The Bank of Uganda (BOU) liquidated Crane Bank in 2016 and controversially sold it in January 2017 to DFCU Bank but the controversial transaction continues to haunt both of the top managers at BOU and DFCU Bank.
Eagle Online understands that the Managing Director of DFCU Bank Juma Kisaame, intends to hand in his letter of resignation soon, following a series of events that have happened after DFCU Bank took over Crane Bank.
Firstly, the sale of Crane caused public alarm to the extent that parliament ordered for an investigation into BOU regarding to the sale of defunct banks in the country such as National Bank of Commerce, Crane Bank, Greenland Bank, Gold Trust Bank among others.
Parliament accused BOU of not producing any report, despite spearheading the closure and selling off about five banks. The Office of the Auditor General (AG) is investigating BOU. Reports have emerged that top officials there are coy to give vital information to the AG’s investigators. But that is not likely to save them as parliament is alert waiting for the report that would help inform the future transactions.
After BOU sold Crane Bank to DFCU, Governor Emmanuel Tumusiime-Mutebile would later sack his director of supervision, Ms Justine Bagyenda under unclear circumstances. Bagyenda would later drag Mutebile to the Office of the Inspector General of Government (IGG) for wrongful dismissal, causing a public spat between Irene Mulyagonja and Mutebile. President Museveni had to come in to settle the matter.
Insiders however say Mutebile sacked Bagyenda because she failed to do her job of supervising commercial banks. She is said to have ill-advised Mutebile during the transactions to sell off Crane Bank to DFCU Bank at Sh200 billion. Before the sale, BOU had spent Shs200 billion of taxpayers to recapitalise Crane Bank.
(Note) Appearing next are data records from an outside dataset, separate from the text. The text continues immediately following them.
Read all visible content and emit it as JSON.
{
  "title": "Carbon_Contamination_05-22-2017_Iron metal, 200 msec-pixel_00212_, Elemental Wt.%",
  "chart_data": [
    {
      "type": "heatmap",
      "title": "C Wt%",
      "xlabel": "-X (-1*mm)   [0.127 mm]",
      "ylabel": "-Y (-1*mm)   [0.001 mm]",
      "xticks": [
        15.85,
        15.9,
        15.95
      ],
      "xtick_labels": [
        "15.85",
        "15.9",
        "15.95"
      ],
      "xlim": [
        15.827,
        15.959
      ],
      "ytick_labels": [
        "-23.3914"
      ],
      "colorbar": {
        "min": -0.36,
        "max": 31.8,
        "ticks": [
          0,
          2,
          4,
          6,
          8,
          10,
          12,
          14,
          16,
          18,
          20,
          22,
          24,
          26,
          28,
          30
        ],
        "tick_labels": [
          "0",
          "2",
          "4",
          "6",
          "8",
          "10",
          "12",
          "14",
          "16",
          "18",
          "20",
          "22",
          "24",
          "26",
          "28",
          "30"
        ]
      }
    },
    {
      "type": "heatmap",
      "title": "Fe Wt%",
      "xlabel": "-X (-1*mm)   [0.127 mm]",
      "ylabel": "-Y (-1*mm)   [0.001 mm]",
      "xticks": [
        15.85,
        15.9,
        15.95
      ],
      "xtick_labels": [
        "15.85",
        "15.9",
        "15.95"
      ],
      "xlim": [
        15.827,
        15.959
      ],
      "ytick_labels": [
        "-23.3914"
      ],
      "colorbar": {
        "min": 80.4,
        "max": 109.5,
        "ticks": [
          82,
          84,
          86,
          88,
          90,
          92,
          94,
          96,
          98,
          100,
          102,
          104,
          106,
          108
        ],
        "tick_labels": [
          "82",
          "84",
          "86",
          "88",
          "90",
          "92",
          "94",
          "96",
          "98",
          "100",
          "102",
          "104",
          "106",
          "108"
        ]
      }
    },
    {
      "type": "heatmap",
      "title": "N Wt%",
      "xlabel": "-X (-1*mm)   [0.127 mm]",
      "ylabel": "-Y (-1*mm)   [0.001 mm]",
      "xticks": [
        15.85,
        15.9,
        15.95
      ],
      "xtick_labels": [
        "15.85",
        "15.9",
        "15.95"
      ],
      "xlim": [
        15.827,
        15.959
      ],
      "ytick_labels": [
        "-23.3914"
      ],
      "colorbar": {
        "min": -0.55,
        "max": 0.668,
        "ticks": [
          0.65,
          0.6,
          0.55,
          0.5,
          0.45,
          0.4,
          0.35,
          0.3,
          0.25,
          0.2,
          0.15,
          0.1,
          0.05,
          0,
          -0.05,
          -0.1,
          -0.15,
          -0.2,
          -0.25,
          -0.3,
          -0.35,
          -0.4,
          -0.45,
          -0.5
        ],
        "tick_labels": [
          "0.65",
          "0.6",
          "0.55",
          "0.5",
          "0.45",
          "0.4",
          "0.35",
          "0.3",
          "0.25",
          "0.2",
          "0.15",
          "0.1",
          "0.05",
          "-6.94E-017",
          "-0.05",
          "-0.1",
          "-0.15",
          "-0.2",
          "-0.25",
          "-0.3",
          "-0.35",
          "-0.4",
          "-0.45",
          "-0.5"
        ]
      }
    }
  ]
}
At the time Crane Bank was sold off, it had an asset base of just over Shs1 trillion.
The former PAC vice chairperson Paul Mwiru (Jinja East) said before the release Shs200 billion to Crane Bank Parliament had already capitalised BoU with Shs400b. all these monies remain unaccounted for and MP Mwiru months ago said that all the money must be accounted for by BOU top managers.
In September last year, parliament asked the AG to look into the cost of Crane Bank liquidation, assets management, hiring of external lawyers, liabilities and the status of all the banks closed by the central bank. However, in the expanded audit, the AG’s investigators will look into the financial operations and accountability of funds, among other issues.
Later on, leaked documents would expose Ms Bagyenda’s different banks accounts transacting about Shs20 billion. More details would emerge that she owns over 10 prime properties in Kampala. Investigations are ongoing to establish Ms Bagyenda’s source of wealth. The IGG recently said she would share the report with relevant authorities.
The former head of Parliament’s Public Accounts committee Nathan Nandala Mafabi (Budadiri West) wants Ms Bagyenda investigated for money laundering. He recently said: “Bagyenda has been the head of Anti-Money Laundering committee and the law we passed, stated that whoever participates in money laundering has to be imprisoned for 20 years.”
Bagyenda’s fate as regards her wealth, is awaiting the IGG’s release of the report. Investigations at BOU are also expected to touch on her work. She is a woman now wondering what befell her.
Upon acquiring Crane Bank in January 2017, DFCU Bank would later announce half year net profits of Shs114 billion from Shs23 billion in 2016. It would at the end of 2017 announce net profits of Shs127.6 billion from Shs46.2 billion in 2016. To the shareholders, that was good business as they would earn higher dividends.
However, the celebrations were short-lived as major holders started to fight over the huge profits, leading to some seeking exit from the company.
Britain’s Commonwealth Development Corporation (CDC) is leading the way for those that want to leave as announced in the recent letter. CDC is said to have been against buying of Crane Bank.
Day ago, Deepak Malik resigned from the DFCU board as a non executive member even if the bank said it was a normal resignation especially that he had been appointed CEO of Arise B.V. the biggest shareholder of DFCU Bank with over 50 per cent.
Reports also say William Sekabembe, who has been the Chief Business & Executive Director since 2016 resigned. Sources say Sekabembe tendered in his resignation letter some time back though he is waiting for the three month notice to expire before can officially move on. This was agreed as he signed his contract with employers.
Juma Kisaame, the current troubled Managing Director of DFCU Bank also intends to resign, according to inside sources. Sekabembe is said to have disagreed with DFCU’s purchase of Crane Bank, something that did not go well with other top managers who were in favour of the transaction that has ended in courts of law, following a suit filed by former shareholders of Crane Bank.
Meera Investments went to court in February seeking to reclaim leasehold titles and developments for 48 banking halls taken over by DFCU Bank. The company contends that it is the rightful owner of the land titles and that their transfer to dfcu Bank should have been effected after its consent.